On 11/23/12 19:52, Derek (Tarsnap) wrote:
On 11/23/2012 06:53 PM, Colin Percival wrote:
Would there be any harm in using say, the first 8 bytes of the header HMAC, or
the last 8-bytes of the derived key, instead of a constant?
Unnecessary complexity. And if you really wanted a random nonce value, you'd be
better off taking it as additional output from the scrypt KDF.
Perfect answer.
re: 'taking it as additional output', that's same as taking the the last 8 bytes
of the dk like I mentioned, no?
Not exactly. Modern KDFs, like PBKDF2 and scrypt, let you specify how many
bytes of output you want them to produce; in the encryption utility I take
64 bytes of output from scrypt and split it into a 256-bit encryption key and
a 256-bit HMAC key, but I could easily ask scrypt for 72 bytes instead.
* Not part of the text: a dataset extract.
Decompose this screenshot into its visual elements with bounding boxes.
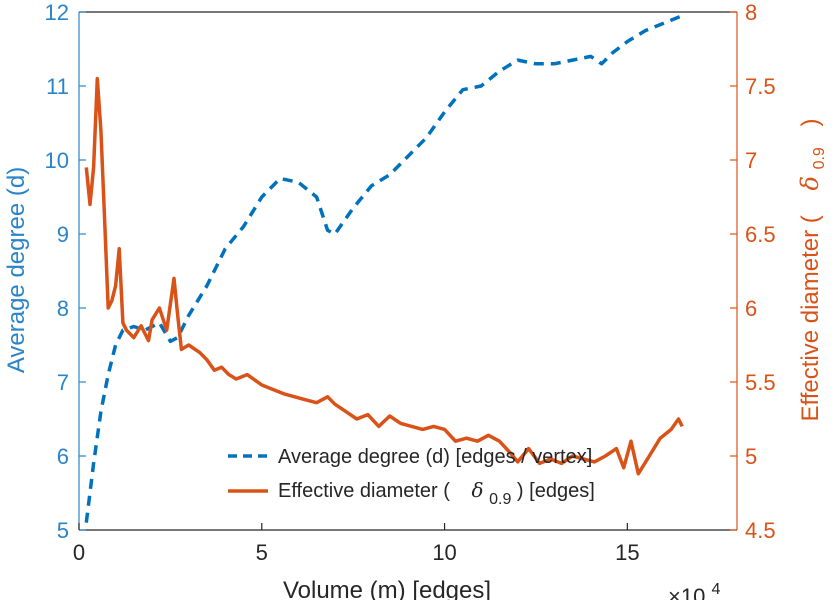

You marginally reduce the chance of a collision of the output of the KDF (using
320-bits of it in the AES calculation instead of 256).
You are now more likely to experience a collision on the input, instead of them
being approximately equal (assuming perfect distribution of the input salt, and
the truncated KDF output).
You also make it more expensive to brute force the AES key + IV (Although we can
talk about the heat death of the universe and all that, trying to brute force
256-bit encryption. I'd take 320-bit equivalent if it's free).
I see what you're getting at; but nobody is ever going to brute force search a
256-bit keyspace, so any attack would come in other ways -- attacking the
passphrase, side channel information leaks, attacking the humans, etc.